Despite Mandela’s overtures to heal the historic wounds through rugby, not every South African was as magnanimous and the majority still saw the game as a symbol of exclusion and a leisure for their oppressors.
The neoliberal policies that have followed the apartheid have not just betrayed many of the promises of the Freedom Charter — which for so long served to unite the populace under a common goal against apartheid — but have gone on to make South Africa into one of the most unequal societies in the world, with all the associated ills that inequality brings. Even Mandela’s symbolism of a black man at rugby didn’t exactly help bring the different skin tones together on a level playing field. If Chester Williams was the only black player in the playing XV in 1995, there were just two when South Africa won the World Cup a second time in 2007.

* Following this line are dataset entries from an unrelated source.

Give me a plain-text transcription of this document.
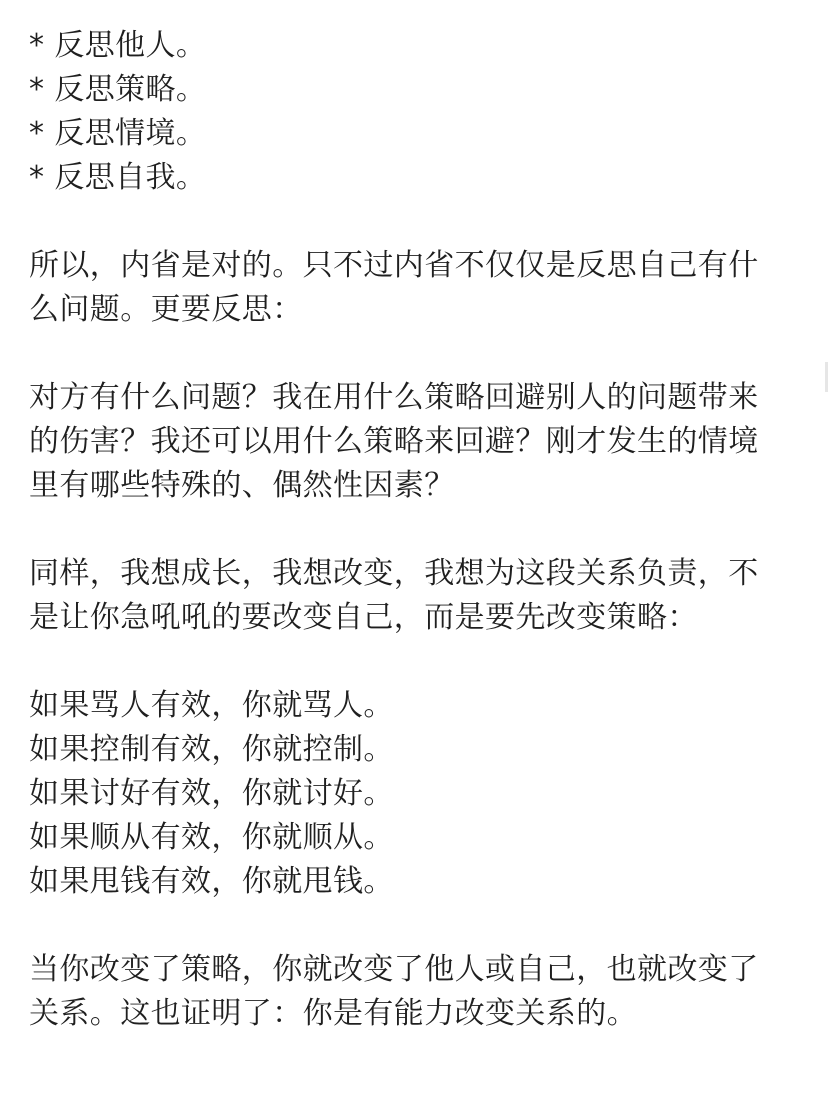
* 反思他人。
* 反思策略。
* 反思情境。
* 反思自我。
所以，内省是对的。只不过内省不仅仅是反思自己有什
么问题。更要反思：
对方有什么问题？我在用什么策略回避别人的问题带来
的伤害？我还可以用什么策略来回避？刚才发生的情境
里有哪些特殊的、偶然性因素？
同样，我想成长，我想改变，我想为这段关系负责，不
是让你急吼吼的要改变自己，而是要先改变策略：
如果骂人有效，你就骂人。
如果控制有效，你就控制。
如果讨好有效，你就讨好。
如果顺从有效，你就顺从。
如果甩钱有效，你就甩钱。
当你改变了策略，你就改变了他人或自己，也就改变了
关系。这也证明了：你是有能力改变关系的。
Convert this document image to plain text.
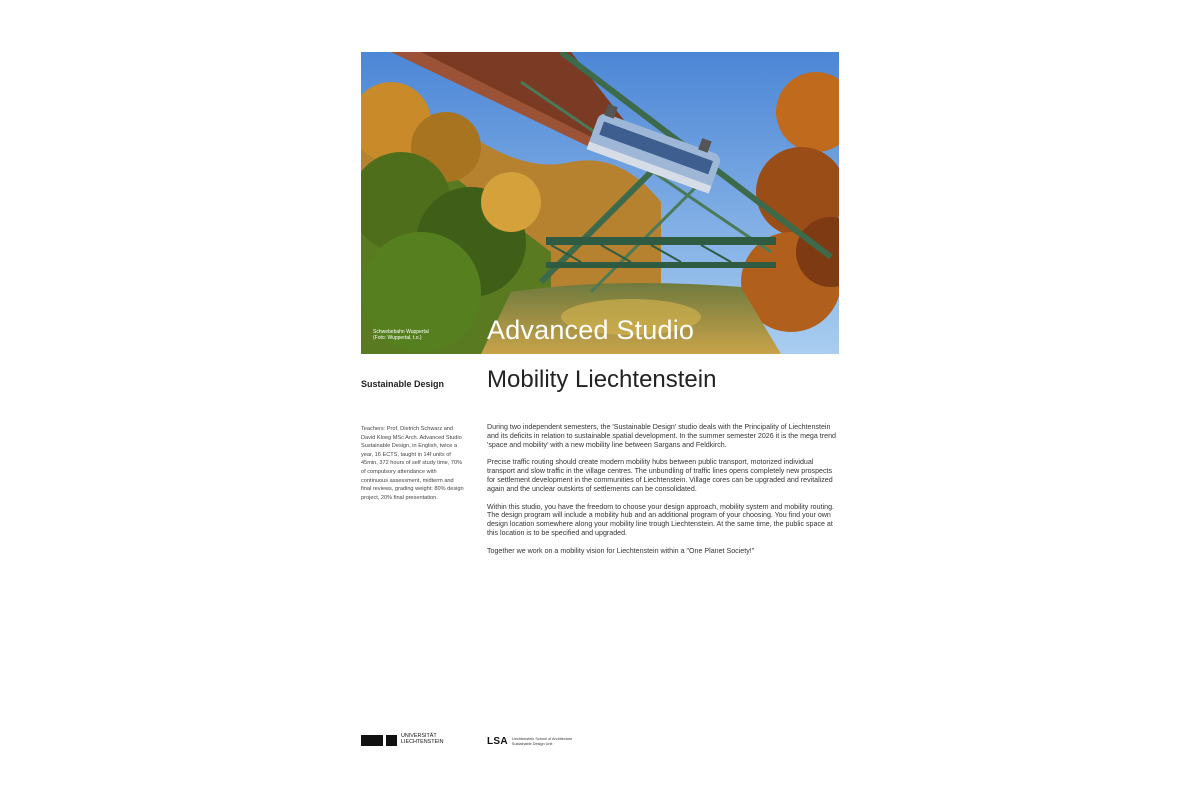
Schwebebahn Wuppertal
(Foto: Wuppertal, t.o.)	Advanced Studio
Sustainable Design Mobility Liechtenstein
Teachers: Prof. Dietrich Schwarz and David Kloeg MSc Arch. Advanced Studio Sustainable Design, in English, twice a year, 16 ECTS, taught in 14f units of 45min, 372 hours of self study time, 70% of compulsory attendance with continuous assessment, midterm and final reviews, grading weight: 80% design project, 20% final presentation.

During two independent semesters, the 'Sustainable Design' studio deals with the Principality of Liechtenstein and its deficits in relation to sustainable spatial development. In the summer semester 2026 it is the mega trend 'space and mobility' with a new mobility line between Sargans and Feldkirch.

Precise traffic routing should create modern mobility hubs between public transport, motorized individual transport and slow traffic in the village centres. The unbundling of traffic lines opens completely new prospects for settlement development in the communities of Liechtenstein. Village cores can be upgraded and revitalized again and the unclear outskirts of settlements can be consolidated.

Within this studio, you have the freedom to choose your design approach, mobility system and mobility routing. The design program will include a mobility hub and an additional program of your choosing. You find your own design location somewhere along your mobility line trough Liechtenstein. At the same time, the public space at this location is to be specified and upgraded.

Together we work on a mobility vision for Liechtenstein within a "One Planet Society!"

UNIVERSITÄT
LIECHTENSTEIN	LSA Liechtenstein School of Architecture
Sustainable Design Unit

FILE - In this June 24, 1995 file photo, South African rugby captain Francios Pienaar, right, receives the Rugby World Cup from President Nelson Mandela after they defeated New Zealand 15-12 in the final at Ellis Park, Johannesberg, South Africa. Siya Kolisi was a 4-year-old child when South Africa won its first Rugby World Cup title in 1995 but he remembers the national euphoria of the Springboks' second World Cup title in 2007. The first black player appointed as Springboks captain gets his chance at history when he leads South Africa against England in the final on Saturday, Nov. 2, 2019 in Yokohama Japan. (AP Photo/Ross Setford,File) Francios Pienaar receives the 1995 Rugby World Cup trophy from Nelson Mandela. (AP Photo/Ross Setford, File)

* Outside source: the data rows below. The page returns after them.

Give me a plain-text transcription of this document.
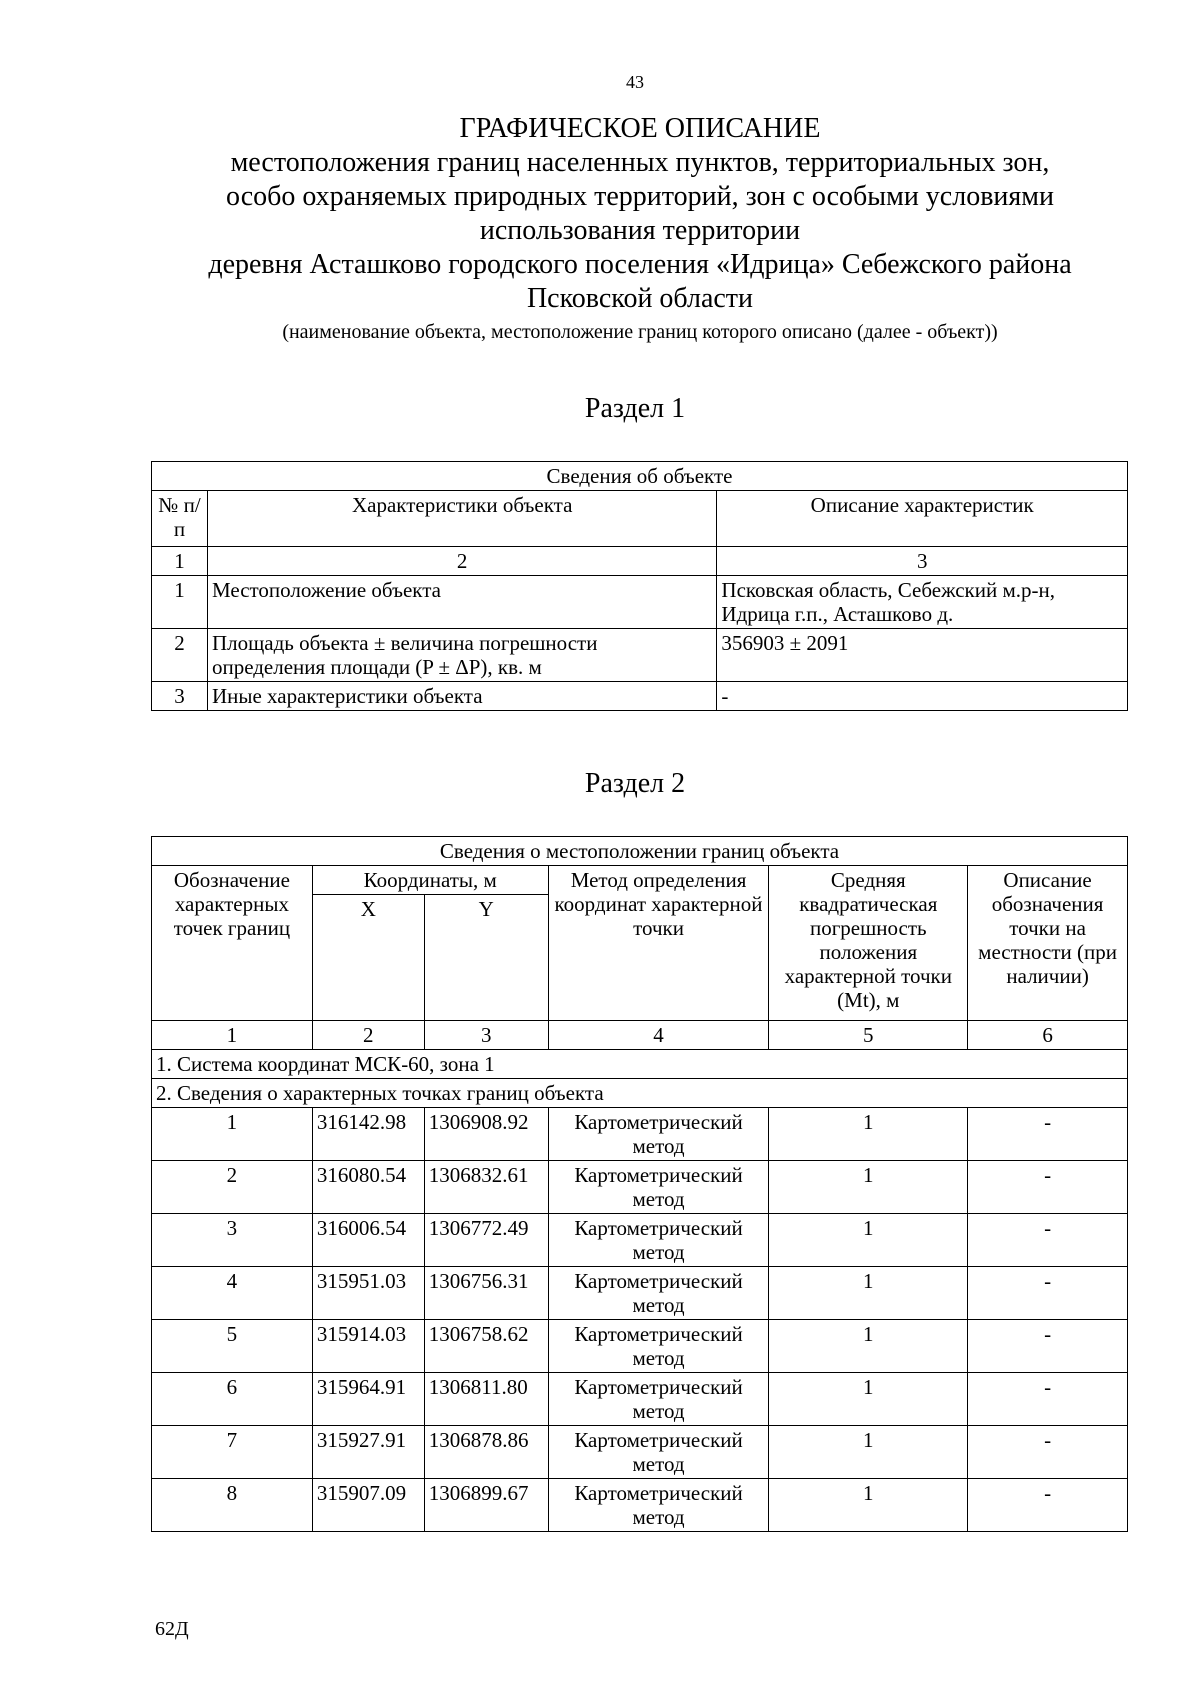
43
ГРАФИЧЕСКОЕ ОПИСАНИЕ
местоположения границ населенных пунктов, территориальных зон,
особо охраняемых природных территорий, зон с особыми условиями
использования территории
деревня Асташково городского поселения «Идрица» Себежского района
Псковской области
(наименование объекта, местоположение границ которого описано (далее - объект))
Раздел 1
Сведения об объекте		
№ п/п	Характеристики объекта	Описание характеристик
1	2	3
1	Местоположение объекта	Псковская область, Себежский м.р-н, Идрица г.п., Асташково д.
2	Площадь объекта ± величина погрешности определения площади (P ± ΔP), кв. м	356903 ± 2091
3	Иные характеристики объекта	-
Раздел 2
Сведения о местоположении границ объекта					
Обозначение характерных точек границ	Координаты, м		Метод определения координат характерной точки	Средняя квадратическая погрешность положения характерной точки (Mt), м	Описание обозначения точки на местности (при наличии)
	X	Y			
1	2	3	4	5	6
1. Система координат МСК-60, зона 1					
2. Сведения о характерных точках границ объекта					
1	316142.98	1306908.92	Картометрический метод	1	-
2	316080.54	1306832.61	Картометрический метод	1	-
3	316006.54	1306772.49	Картометрический метод	1	-
4	315951.03	1306756.31	Картометрический метод	1	-
5	315914.03	1306758.62	Картометрический метод	1	-
6	315964.91	1306811.80	Картометрический метод	1	-
7	315927.91	1306878.86	Картометрический метод	1	-
8	315907.09	1306899.67	Картометрический метод	1	-
62Д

The introduction of quota system in the country’s sports teams has served to address the balance over the following years. And history was made on Saturday when the first black captain of the Springboks, Siya Kolisi, lifted the World Cup in Yokohama. Five of the playing XV on Saturday were black and one of mixed race, an indication that racial redressal, having staggered in the early post-apartheid years, has gathered some pace.

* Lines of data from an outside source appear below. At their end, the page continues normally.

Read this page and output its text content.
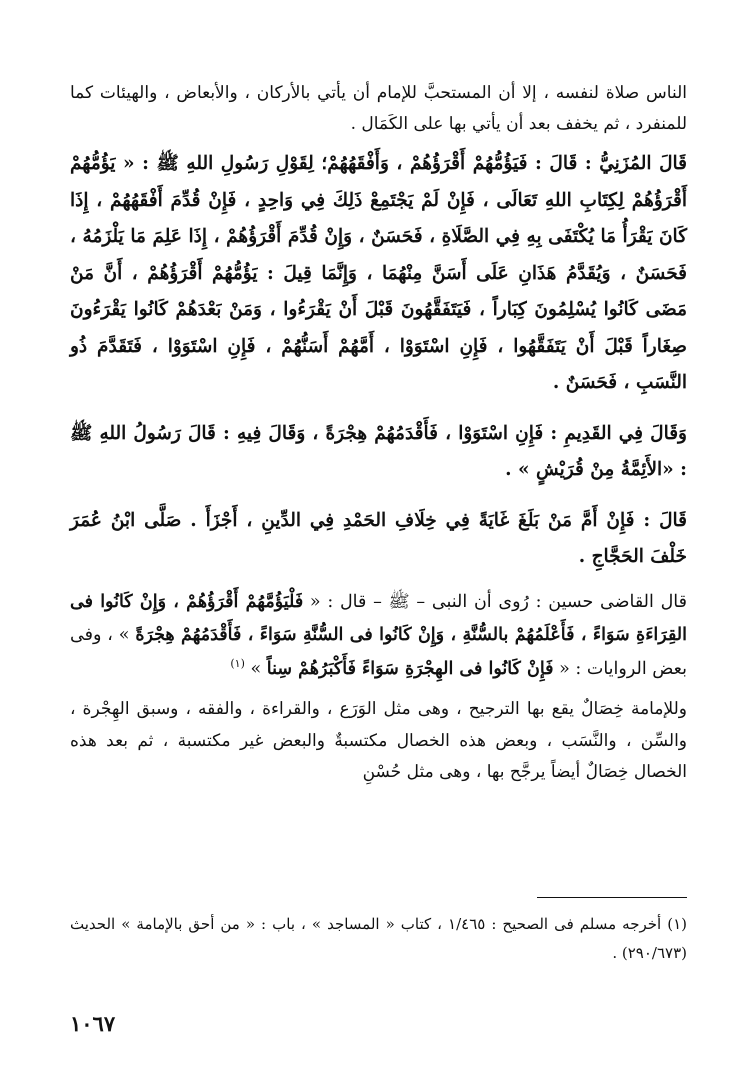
الناس صلاة لنفسه ، إلا أن المستحبَّ للإمام أن يأتي بالأركان ، والأبعاض ، والهيئات كما للمنفرد ، ثم يخفف بعد أن يأتي بها على الكَمَال .

قَالَ المُزَنِيُّ : قَالَ : فَيَؤُمُّهُمْ أَقْرَؤُهُمْ ، وَأَفْقَهُهُمْ؛ لِقَوْلِ رَسُولِ اللهِ ﷺ : « يَؤُمُّهُمْ أَقْرَؤُهُمْ لِكِتَابِ اللهِ تَعَالَى ، فَإِنْ لَمْ يَجْتَمِعْ ذَلِكَ فِي وَاحِدٍ ، فَإِنْ قُدِّمَ أَفْقَهُهُمْ ، إِذَا كَانَ يَقْرَأُ مَا يُكْتَفَى بِهِ فِي الصَّلَاةِ ، فَحَسَنٌ ، وَإِنْ قُدِّمَ أَقْرَؤُهُمْ ، إِذَا عَلِمَ مَا يَلْزَمُهُ ، فَحَسَنٌ ، وَيُقَدَّمُ هَذَانِ عَلَى أَسَنَّ مِنْهُمَا ، وَإِنَّمَا قِيلَ : يَؤُمُّهُمْ أَقْرَؤُهُمْ ، أَنَّ مَنْ مَضَى كَانُوا يُسْلِمُونَ كِبَاراً ، فَيَتَفَقَّهُونَ قَبْلَ أَنْ يَقْرَءُوا ، وَمَنْ بَعْدَهُمْ كَانُوا يَقْرَءُونَ صِغَاراً قَبْلَ أَنْ يَتَفَقَّهُوا ، فَإِنِ اسْتَوَوْا ، أَمَّهُمْ أَسَنُّهُمْ ، فَإِنِ اسْتَوَوْا ، فَتَقَدَّمَ ذُو النَّسَبِ ، فَحَسَنٌ .

وَقَالَ فِي القَدِيمِ : فَإِنِ اسْتَوَوْا ، فَأَقْدَمُهُمْ هِجْرَةً ، وَقَالَ فِيهِ : قَالَ رَسُولُ اللهِ ﷺ : «الأَئِمَّةُ مِنْ قُرَيْشٍ » .

قَالَ : فَإِنْ أَمَّ مَنْ بَلَغَ غَايَةً فِي خِلَافِ الحَمْدِ فِي الدِّينِ ، أَجْزَأَ . صَلَّى ابْنُ عُمَرَ خَلْفَ الحَجَّاجِ .

قال القاضى حسين : رُوى أن النبى – ﷺ – قال : « فَلْيَؤُمَّهُمْ أَقْرَؤُهُمْ ، وَإِنْ كَانُوا فى القِرَاءَةِ سَوَاءً ، فَأَعْلَمُهُمْ بالسُّنَّةِ ، وَإِنْ كَانُوا فى السُّنَّةِ سَوَاءً ، فَأَقْدَمُهُمْ هِجْرَةً » ، وفى بعض الروايات : « فَإِنْ كَانُوا فى الهِجْرَةِ سَوَاءً فَأَكْبَرُهُمْ سِناً » $^{(١)}$

وللإمامة خِصَالٌ يقع بها الترجيح ، وهى مثل الوَرَع ، والقراءة ، والفقه ، وسبق الهِجْرة ، والسِّن ، والنَّسَب ، وبعض هذه الخصال مكتسبةٌ والبعض غير مكتسبة ، ثم بعد هذه الخصال خِصَالٌ أيضاً يرجَّح بها ، وهى مثل حُسْنِ

(١) أخرجه مسلم فى الصحيح : ١/٤٦٥ ، كتاب « المساجد » ، باب : « من أحق بالإمامة » الحديث (٢٩٠/٦٧٣) .

١٠٦٧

Kolisi, who grew up in poverty and saw the 2007 final as a 16-year-old in a shantytown tavern for the lack of a TV at home, will surely inspire many of his black countrymen to take up rugby. The well-spoken Springbok captain in his post-match remarks used rugby as a metaphor to heal South Africa’s problems. “We come from different backgrounds, different races, and we came together with one goal...I really hope that we’ve done that for South Africa...We can achieve anything if we pull together as one,” he said.
Rassie Erasmus, the South Africa head coach who took charge two years ago when the team looked anything but world beaters, put the win and its significance in perspective thus: “... in South Africa pressure is not having a job. Pressure is one of your close relatives being murdered. South Africa has a lot of problems and we started talking about how rugby shouldn’t be something that puts pressure on you. It should be something that creates hope. We started about how we are privileged.
“Hope is not talking about hope and saying hope and tweeting a good tweet about hope, hope is when you play well. Hope is when people watch the game and have a nice BBQ and watch the game and they feel good afterwards, no matter your differences, for those 80 minutes you agree despite disagreeing about a lot of things. It is not our responsibility, it is our privilege.”
And just like that the word hope, coming from two affable and well-meaning men, seems stripped of all the sinister connotations it has acquired in a world of post-Obama presidency. There was no hope for millions whose lives were devastated in Yemen, Libya and various conflicts that rage around the world as a consequence of the actions of a president whose reign followed a campaign in which a Warholesque pop art poster declared “HOPE”.
The symbolism of a black man from a South African shantytown lifting the most prestigious rugby trophy in the world is not lost on anyone. It is a stuff of dreams and Hollywood scripts, and it inspires so much, including, yes, hope.